The migrant convoy benefits from the perceived safety of following a military column. And it leaves on a predictable schedule that’s one of the city’s worst-kept secrets.
As Agadez regional council president Mohammed Anecko explained to Business Insider, controlling the post-Gaddafi spike in cross-desert smuggling would have ground-level costs, especially since security concerns have all but wiped out tourism.
“The migrants took the place of tourism as an industry,” Anecko said. “Unemployed young people with cars used to be tourism guides. Now, they transport migrants.”
To halt migration and other contraband desert trade, Anecko said, international partners have to “propose something for unemployed young men who have cars and know the desert. One young man with a car can help all of his family with just one trip.”
It’s a security imperative to control trade within a vast and potentially unstable desert with a suspected Al Qaeda presence. At the same time, it’s a social and economic imperative to keep young people busy and employed.
This tension might get worse in the coming years, even if Libya stabilizes. Sidi Mamane, the mayor of In-Gall, said that the nomadic life that many local Tuareg are used to is becoming less tenable, thanks to population growth and a plunge in the local water table.
“In the future, there will be no more nomadism. People will move to the cities and they will stay there,” says Mamane.
Some former nomads will likely settle in established and already-growing population centres like Agadez.

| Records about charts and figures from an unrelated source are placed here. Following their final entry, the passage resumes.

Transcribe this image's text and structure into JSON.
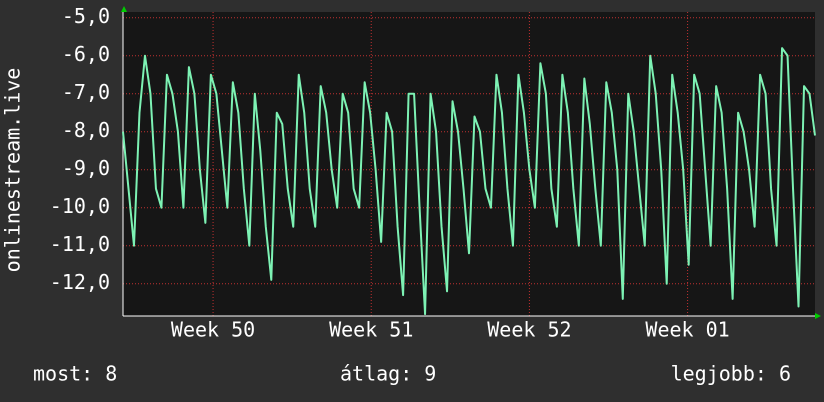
{
  "chart_data": {
    "type": "line",
    "y_label": "onlinestream.live",
    "values": [
      -8.0,
      -9.5,
      -11.0,
      -7.5,
      -6.0,
      -7.0,
      -9.5,
      -10.0,
      -6.5,
      -7.0,
      -8.0,
      -10.0,
      -6.3,
      -7.0,
      -9.0,
      -10.4,
      -6.5,
      -7.0,
      -8.5,
      -10.0,
      -6.7,
      -7.5,
      -9.5,
      -11.0,
      -7.0,
      -8.5,
      -10.5,
      -11.9,
      -7.5,
      -7.8,
      -9.5,
      -10.5,
      -6.5,
      -7.5,
      -9.5,
      -10.5,
      -6.8,
      -7.5,
      -9.0,
      -10.0,
      -7.0,
      -7.5,
      -9.5,
      -10.0,
      -6.7,
      -7.5,
      -9.0,
      -10.9,
      -7.5,
      -8.0,
      -10.5,
      -12.3,
      -7.0,
      -7.0,
      -10.0,
      -12.8,
      -7.0,
      -8.0,
      -10.5,
      -12.2,
      -7.2,
      -8.0,
      -9.5,
      -11.2,
      -7.6,
      -8.0,
      -9.5,
      -10.0,
      -6.5,
      -7.5,
      -9.5,
      -11.0,
      -6.5,
      -7.5,
      -9.0,
      -10.0,
      -6.2,
      -7.0,
      -9.5,
      -10.5,
      -6.5,
      -7.5,
      -9.5,
      -11.0,
      -6.6,
      -7.8,
      -9.5,
      -11.0,
      -6.7,
      -7.5,
      -9.0,
      -12.4,
      -7.0,
      -8.0,
      -9.5,
      -11.0,
      -6.0,
      -7.0,
      -9.0,
      -12.0,
      -6.5,
      -7.5,
      -9.0,
      -11.5,
      -6.5,
      -7.0,
      -9.0,
      -11.0,
      -6.8,
      -7.5,
      -9.5,
      -12.4,
      -7.5,
      -8.0,
      -9.0,
      -10.5,
      -6.5,
      -7.0,
      -9.5,
      -11.0,
      -5.8,
      -6.0,
      -9.5,
      -12.6,
      -6.8,
      -7.0,
      -8.1
    ],
    "color": "#7df2b4",
    "xlim": [
      0,
      126
    ],
    "xticks": [
      {
        "value": 16.4,
        "label": "Week 50"
      },
      {
        "value": 45.2,
        "label": "Week 51"
      },
      {
        "value": 74,
        "label": "Week 52"
      },
      {
        "value": 102.8,
        "label": "Week 01"
      }
    ],
    "ylim": [
      -12.85,
      -4.85
    ],
    "yticks": [
      {
        "value": -5,
        "label": "-5,0"
      },
      {
        "value": -6,
        "label": "-6,0"
      },
      {
        "value": -7,
        "label": "-7,0"
      },
      {
        "value": -8,
        "label": "-8,0"
      },
      {
        "value": -9,
        "label": "-9,0"
      },
      {
        "value": -10,
        "label": "-10,0"
      },
      {
        "value": -11,
        "label": "-11,0"
      },
      {
        "value": -12,
        "label": "-12,0"
      }
    ],
    "grid": true,
    "stats": [
      "most: 8",
      "átlag: 9",
      "legjobb: 6"
    ]
  }
}
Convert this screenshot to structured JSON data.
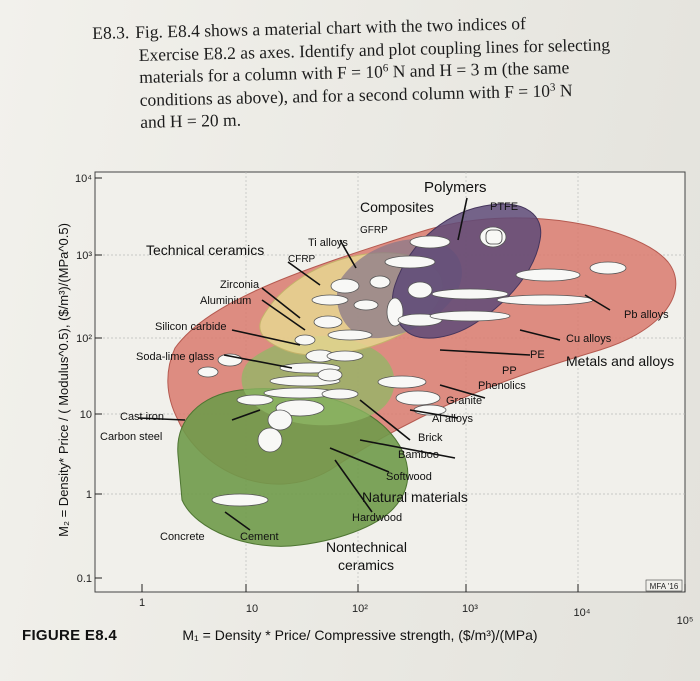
{
  "exercise": {
    "number": "E8.3.",
    "lines": [
      "Fig. E8.4 shows a material chart with the two indices of",
      "Exercise E8.2 as axes. Identify and plot coupling lines for selecting",
      "materials for a column with F = 10",
      "6",
      " N and H = 3 m (the same",
      "conditions as above), and for a second column with F = 10",
      "3",
      " N",
      "and H = 20 m."
    ]
  },
  "figure_label": "FIGURE E8.4",
  "chart_data": {
    "type": "scatter",
    "title": "",
    "xlabel": "M₁ = Density * Price/ Compressive strength, ($/m³)/(MPa)",
    "ylabel": "M₂ = Density* Price / ( Modulus^0.5), ($/m³)/(MPa^0.5)",
    "x_scale": "log",
    "y_scale": "log",
    "xlim": [
      1,
      100000
    ],
    "ylim": [
      0.1,
      10000
    ],
    "x_ticks": [
      "1",
      "10",
      "10²",
      "10³",
      "10⁴",
      "10⁵"
    ],
    "y_ticks": [
      "0.1",
      "1",
      "10",
      "10²",
      "10³",
      "10⁴"
    ],
    "credit": "MFA '16",
    "families": [
      {
        "name": "Polymers",
        "color": "#5e4a78"
      },
      {
        "name": "Composites",
        "color": "#7a6a7a"
      },
      {
        "name": "Technical ceramics",
        "color": "#e6d690"
      },
      {
        "name": "Metals and alloys",
        "color": "#d97a6e"
      },
      {
        "name": "Natural materials",
        "color": "#7fa659"
      },
      {
        "name": "Nontechnical ceramics",
        "color": "#6f9a4a"
      }
    ],
    "labels": {
      "polymers": "Polymers",
      "composites": "Composites",
      "ptfe": "PTFE",
      "gfrp": "GFRP",
      "ti_alloys": "Ti alloys",
      "cfrp": "CFRP",
      "technical_ceramics": "Technical ceramics",
      "zirconia": "Zirconia",
      "aluminium": "Aluminium",
      "silicon_carbide": "Silicon carbide",
      "soda_lime_glass": "Soda-lime glass",
      "pb_alloys": "Pb alloys",
      "cu_alloys": "Cu alloys",
      "pe": "PE",
      "metals_and_alloys": "Metals and alloys",
      "pp": "PP",
      "phenolics": "Phenolics",
      "granite": "Granite",
      "al_alloys": "Al alloys",
      "cast_iron": "Cast iron",
      "carbon_steel": "Carbon steel",
      "brick": "Brick",
      "bamboo": "Bamboo",
      "softwood": "Softwood",
      "natural_materials": "Natural materials",
      "hardwood": "Hardwood",
      "concrete": "Concrete",
      "cement": "Cement",
      "nontechnical_ceramics_1": "Nontechnical",
      "nontechnical_ceramics_2": "ceramics"
    }
  }
}
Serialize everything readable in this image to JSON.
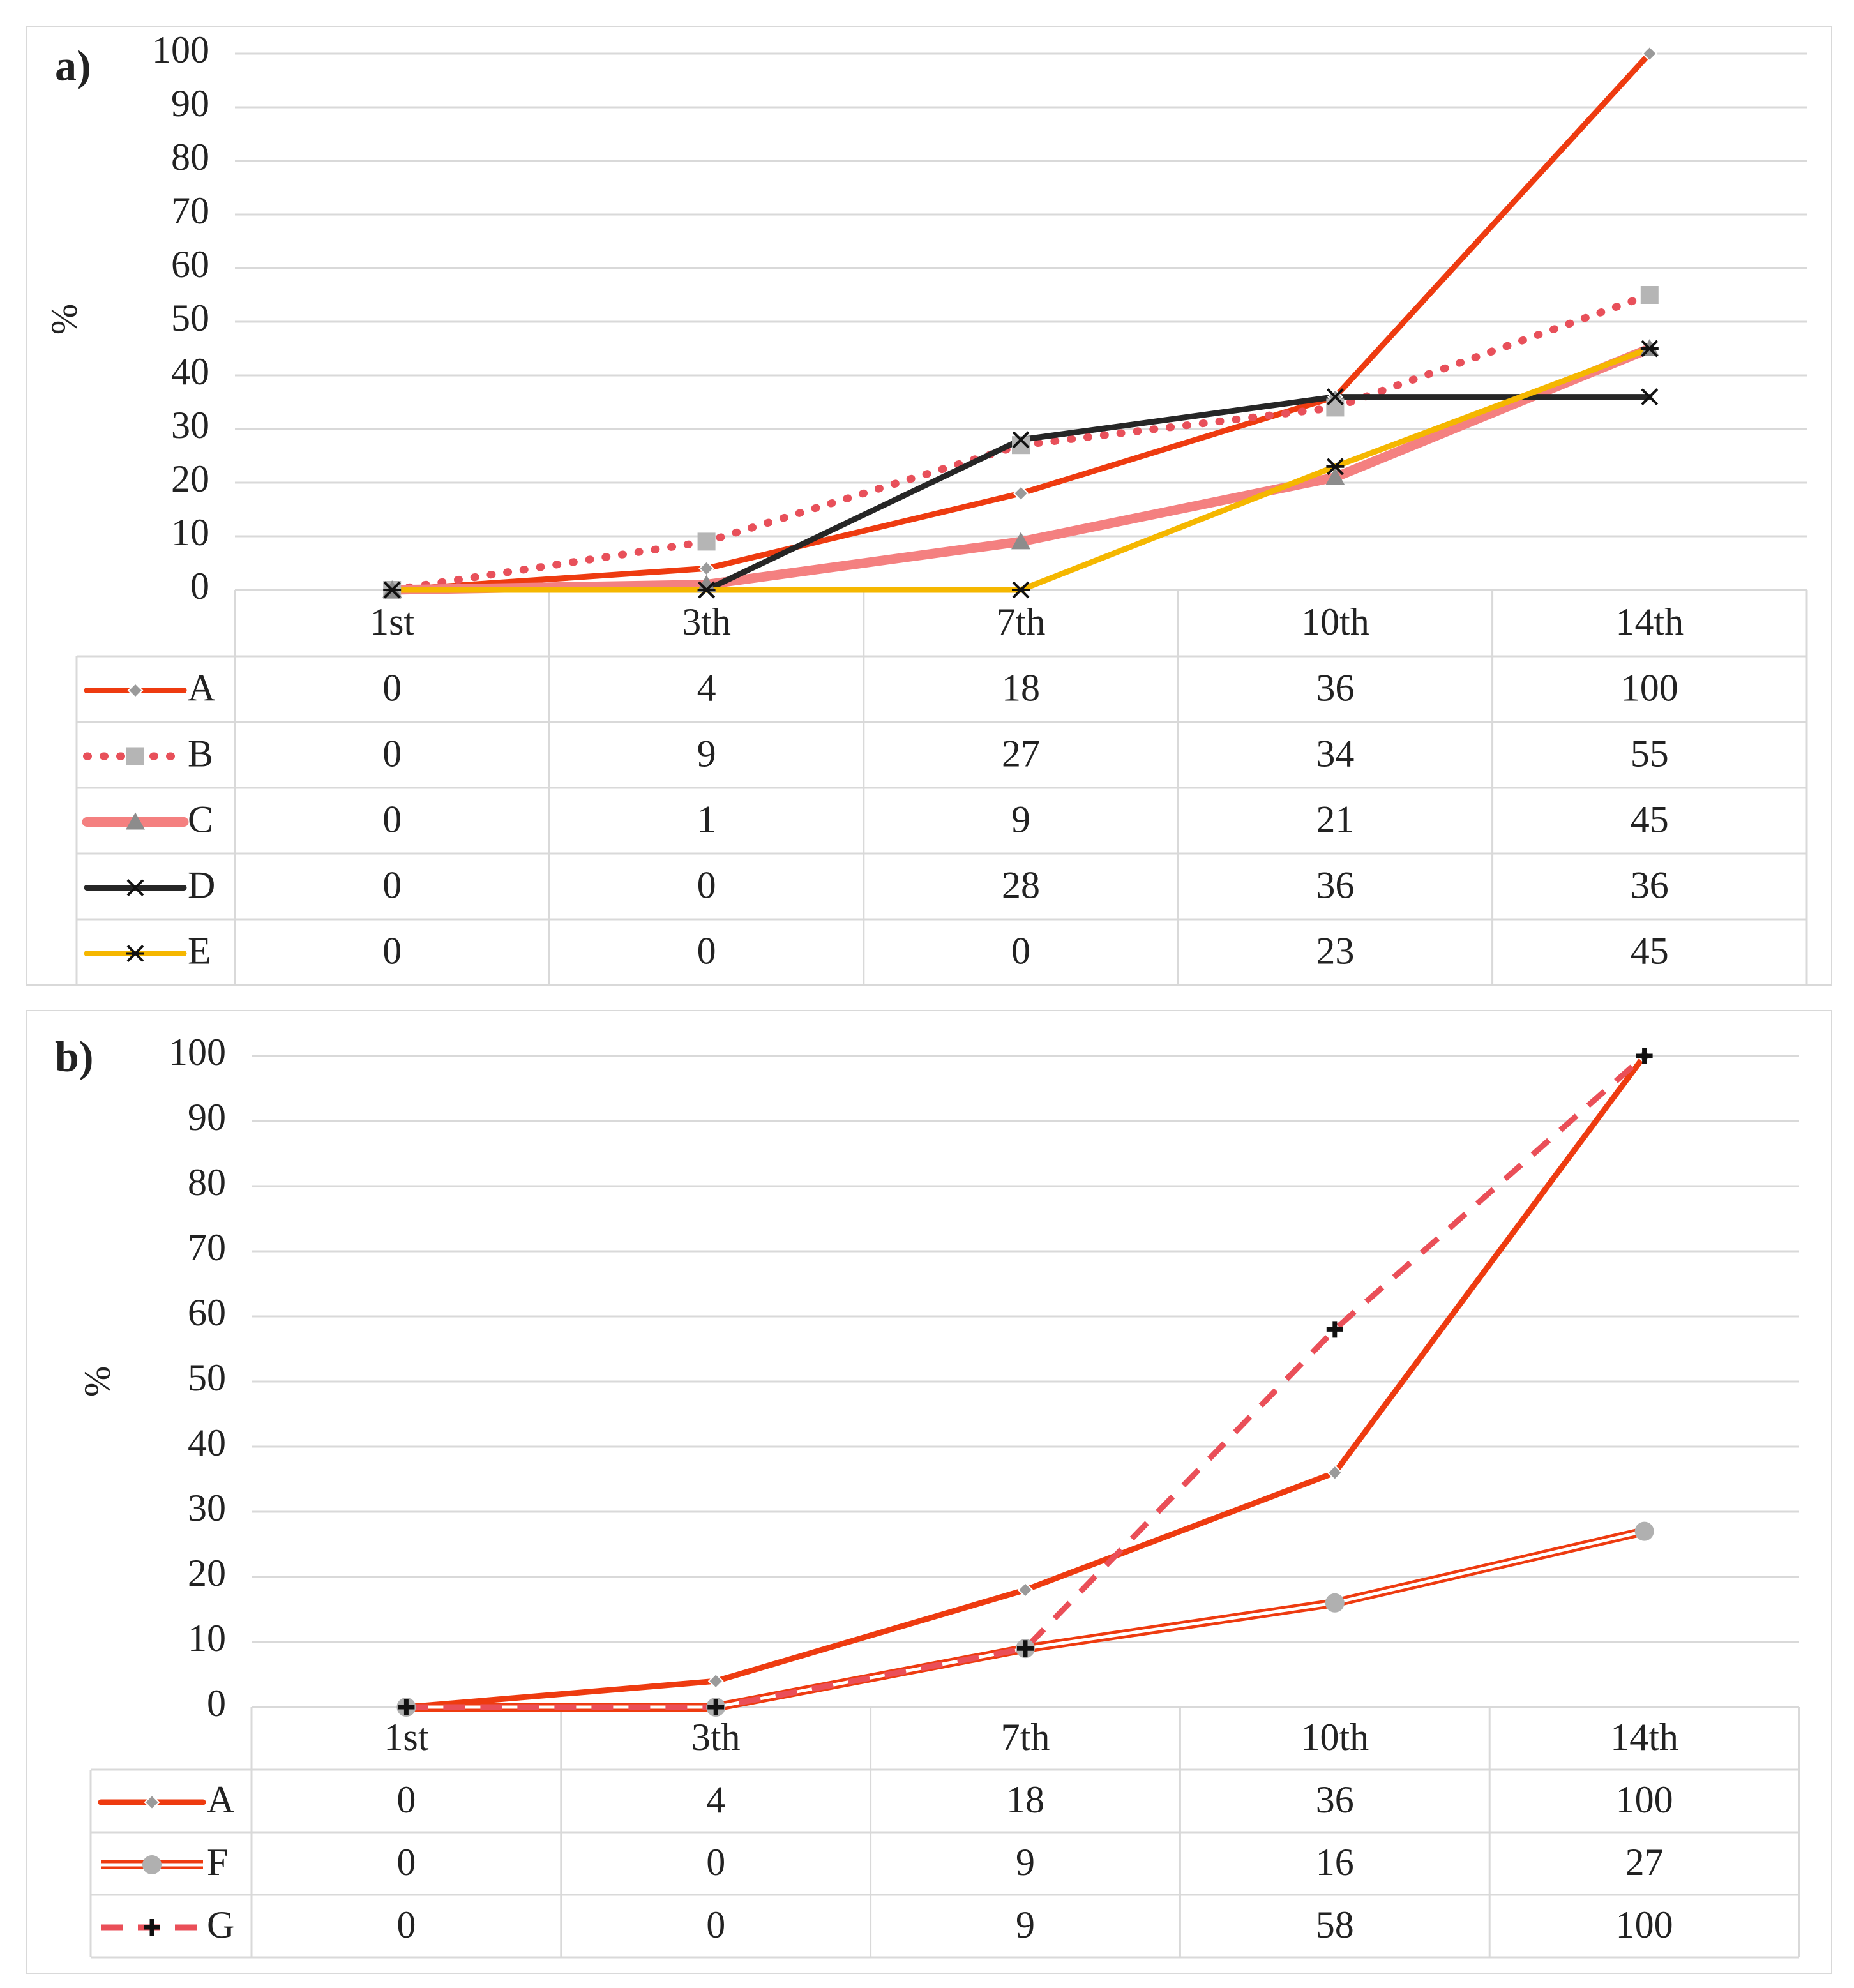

They will be forced to adapt to an urban setting where the most promising economic opportunities are products of the lawlessness of the desert lying just beyond the city’s already expanding outskirts.
A future, unitary Libya would form within this context of endangered nomadism, lingering desert militarism, and un-policed trans-Saharan trade.
It won’t look like Gaddafi’s strong state, and the idea that the whims of a single man or madman could fill the Saharan vacuum may have died with the Libyan dictator.
Libyans — the primary victims of Gaddafi’s regime — didn’t want their 42-year-old status quo to continue.
But the end of Gaddafi’s regime, and the prolonged period of turmoil that’s followed, have had complicated reverberations in Niger.
The need to adapt to the post-Gaddafi conditions may be the dictator’s most consequential legacy in Niger, something that could prove far more tangible to the life of the country than a single mosque in a distant capital city.